Overview
Jurafsky and Martin (2023, Ch. 2.5) on edit distance and string alignment.
In the previous module, I said that we would investigate two complementary ways of dealing with the fact that we don’t always know which strings are in a language. The first was to model this uncertainty probabilistically: we defined language models that assign probabilities to strings, and we showed that the probabilities assigned by \(N\)-gram models trained on a lexicon correlate with human judgments of phonotactic acceptability. Under this view, a language is characterized by a probability distribution over \(\Sigma^*\), and whether a string is “in” the language is a matter of degree—specifically, a matter of how much probability the model assigns to it.
The second perspective, which we develop in this module, starts from a different place. Rather than defining a probability distribution over all of \(\Sigma^*\), we start with a finite set of known strings—a lexicon—and ask: what other strings are similar to the ones we already know? Under this view, a language is not characterized by a grammar or a probability distribution but by a region around a set of known strings in some metric space on \(\Sigma^*\). A novel string is judged as wordlike to the extent that it falls within this region—that is, to the extent that it is close to many strings (or to frequent strings) in the lexicon.

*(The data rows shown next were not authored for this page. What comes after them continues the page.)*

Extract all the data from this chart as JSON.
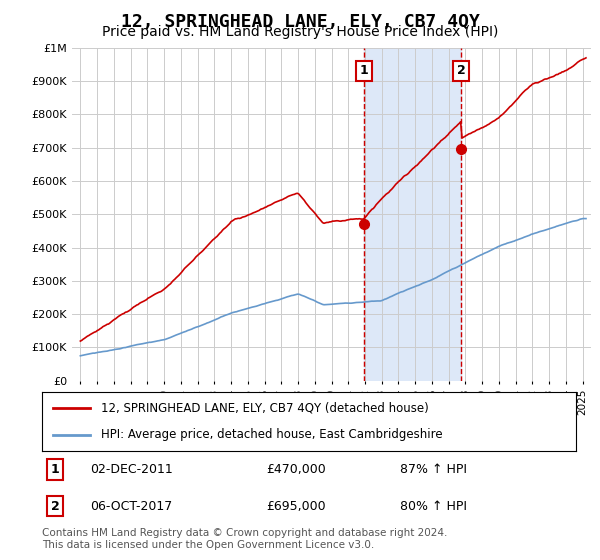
{
  "title": "12, SPRINGHEAD LANE, ELY, CB7 4QY",
  "subtitle": "Price paid vs. HM Land Registry's House Price Index (HPI)",
  "title_fontsize": 13,
  "subtitle_fontsize": 10,
  "ylim": [
    0,
    1000000
  ],
  "yticks": [
    0,
    100000,
    200000,
    300000,
    400000,
    500000,
    600000,
    700000,
    800000,
    900000,
    1000000
  ],
  "ytick_labels": [
    "£0",
    "£100K",
    "£200K",
    "£300K",
    "£400K",
    "£500K",
    "£600K",
    "£700K",
    "£800K",
    "£900K",
    "£1M"
  ],
  "x_start_year": 1995,
  "x_end_year": 2025,
  "sale1": {
    "date_label": "02-DEC-2011",
    "year": 2011.92,
    "price": 470000,
    "label": "1",
    "hpi_pct": "87% ↑ HPI"
  },
  "sale2": {
    "date_label": "06-OCT-2017",
    "year": 2017.75,
    "price": 695000,
    "label": "2",
    "hpi_pct": "80% ↑ HPI"
  },
  "red_line_color": "#cc0000",
  "blue_line_color": "#6699cc",
  "vline_color": "#cc0000",
  "vline_style": "--",
  "sale_marker_color": "#cc0000",
  "legend_label_red": "12, SPRINGHEAD LANE, ELY, CB7 4QY (detached house)",
  "legend_label_blue": "HPI: Average price, detached house, East Cambridgeshire",
  "footnote": "Contains HM Land Registry data © Crown copyright and database right 2024.\nThis data is licensed under the Open Government Licence v3.0.",
  "shaded_color": "#dde8f8",
  "plot_bg_color": "#ffffff",
  "grid_color": "#cccccc"
}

This perspective requires us to develop two things. First, we need a notion of distance between strings: a way of saying that blick is closer to black than bnick is. This is what the next two sections develop, starting from the general concept of a metric space and then specializing to strings via edit distance. Second, we need a way of aggregating the distances between a novel string and the entire lexicon into a single score—a model of how the shape of the “neighborhood” around a string in the lexicon determines its acceptability. This is the Generalized Neighborhood Model of Luce and Pisoni (1998) and Nosofsky (1986), which we develop in the final section of this module.
One consequence of this perspective is that it sidesteps the question of what grammar generates the language: a lexicon and a distance function are sufficient to define the region, without any independent specification of phonotactic constraints. Bailey and Hahn (2001) and Vitevitch and Luce (1999) showed that the probabilistic and similarity-based perspectives appear to make at least partially independent contributions to acceptability judgments, and we’ll be able to test this directly at the end of the module, using the same Daland et al. (2011) data we used in the previous module.